Инспектор вопросительно посмотрел на переводчика. Тот перевел. Инспектор мотнул головой. Переводчик сказал:
— Посторонним не разрешается использовать полицейские аппараты. Пока инспектор составляет протокол, мы проявим пленку из вашего фотоаппарата. Может быть, студент ошибся и все это лишь недоразумение, но мы ведь на то и полицейские… — улыбнулся он Саньке.

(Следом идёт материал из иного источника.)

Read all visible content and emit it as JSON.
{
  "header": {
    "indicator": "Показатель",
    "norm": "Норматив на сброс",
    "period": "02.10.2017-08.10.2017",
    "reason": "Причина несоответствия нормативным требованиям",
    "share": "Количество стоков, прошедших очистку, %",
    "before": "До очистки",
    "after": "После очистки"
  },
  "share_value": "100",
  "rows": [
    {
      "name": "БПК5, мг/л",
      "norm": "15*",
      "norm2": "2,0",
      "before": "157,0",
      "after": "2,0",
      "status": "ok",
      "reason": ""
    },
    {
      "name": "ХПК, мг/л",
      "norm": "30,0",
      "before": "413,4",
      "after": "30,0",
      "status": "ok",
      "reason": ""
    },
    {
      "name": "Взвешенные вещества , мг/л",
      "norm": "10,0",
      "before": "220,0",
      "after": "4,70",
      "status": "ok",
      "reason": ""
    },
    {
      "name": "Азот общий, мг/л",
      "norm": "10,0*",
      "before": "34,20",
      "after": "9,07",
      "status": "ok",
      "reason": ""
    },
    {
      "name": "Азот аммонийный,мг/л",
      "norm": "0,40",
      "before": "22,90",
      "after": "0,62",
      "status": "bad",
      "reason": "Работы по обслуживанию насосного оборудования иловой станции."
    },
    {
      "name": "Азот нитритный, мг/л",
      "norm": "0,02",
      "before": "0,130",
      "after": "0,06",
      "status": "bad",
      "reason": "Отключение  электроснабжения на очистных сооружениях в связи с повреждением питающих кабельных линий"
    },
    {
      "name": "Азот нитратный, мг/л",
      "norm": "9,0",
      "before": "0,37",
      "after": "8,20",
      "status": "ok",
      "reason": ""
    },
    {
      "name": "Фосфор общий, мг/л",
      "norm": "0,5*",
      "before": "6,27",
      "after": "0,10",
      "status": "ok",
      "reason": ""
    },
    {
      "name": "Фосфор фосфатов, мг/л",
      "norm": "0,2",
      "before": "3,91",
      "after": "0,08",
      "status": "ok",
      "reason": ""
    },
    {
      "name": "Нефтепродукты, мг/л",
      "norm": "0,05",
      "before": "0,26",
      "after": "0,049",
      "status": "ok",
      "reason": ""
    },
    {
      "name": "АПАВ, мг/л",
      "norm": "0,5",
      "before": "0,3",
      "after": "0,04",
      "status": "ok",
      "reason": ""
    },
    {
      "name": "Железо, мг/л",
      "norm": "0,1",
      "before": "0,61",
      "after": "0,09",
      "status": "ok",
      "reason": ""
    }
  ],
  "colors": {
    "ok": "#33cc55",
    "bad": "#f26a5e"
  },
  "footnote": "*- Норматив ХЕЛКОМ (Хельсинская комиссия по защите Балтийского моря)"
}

— Можете сколько угодно проявлять, — зло бросил Санька и стал перематывать пленку. — Никто из наших ребят ничего не фотографировал на реке. Это видели все. И все подтвердят, что я не раскрывал аппарата…
Переводчик взял пленку и ушел. Инспектор предложил Саньке кофе и сидел, барабаня пальцами по столу. Никакого протокола он составлять не стал.
«Вот гады, — думал Санька, отхлебывая остывшую коричневую жижу. — Так нахально действуют, словно убеждены, что я фотографировал».
Минут через пятнадцать переводчик вернулся. У него был грустный вид. Он с таким огорчением посмотрел на Саньку, что у того екнуло сердце.
— Пленка сушится, господин Антонов, и на ней, увы, есть секретные объекты, — сказал он.
Инспектор развел руками.
— Я требую дать мне возможность немедленно связаться с посольством! — громко сказал Санька, пытаясь сдерживать гнев и не в силах совладать с собой. — Я требую!
«Зачем я отдал пленку? Надо было проявлять в присутствии посольских…»
Инспектор сказал:
— Все это уже не относится к компетенции полиции. Сейчас приедут другие работники. Они свяжут вас с посольством…
Предчувствие неотвратимой беды охватило Саньку…
На четвертый день Санькиного пребывания взаперти дверь его комнаты тихо отворилась. На пороге появился высокий массивный старик. Он обвел взглядом комнату и поздоровался, назвав Саньку по имени-отчеству. Потом немного растерянно оглянулся на захлопнувшуюся дверь и, не дожидаясь приглашения, грузно сел на стул, поставив рядом большой желтый портфель. Некоторое время он молчал, словно собирался с мыслями.
«Что еще за старец?» — удивился Санька, разглядывая изборожденное глубокими морщинами, почти коричневое лицо старика. Одет тот был в светлый костюм и в белую рубашку с элегантно-вызывающей бабочкой.
— Простите великодушно, — сказал старик. — Я должен представиться. — Голос у него был приятный, какой-то усталый. Он чуть растягивал слова. Набрякшие веки скрывали глаза. — Меня зовут Афанасий Иванович Рукавишников. Я состою профессором кафедры искусств Пенсильванского университета… Пишу книги о живописи и архитектуре. Специалист по древнерусскому искусству…
«Это что-то новое», — подумал Санька.
Словно почувствовав Санькино удивление, Афанасий Иванович сказал:
— Пусть не покажется вам странным мой визит. Видите ли, мне стало известно о вашем решении не возвращаться в империю партийных бонз…
— О моем решении?.. — Санька даже привстал со стула. — Что за чушь?
Профессор развел руками.
— Разве я ошибся?
«Ну и ну», — Санька начал понимать, чем пахнет это известие.
— Ну и сволочи! — сказал он зло, чувствуя, как кровь приливает к лицу.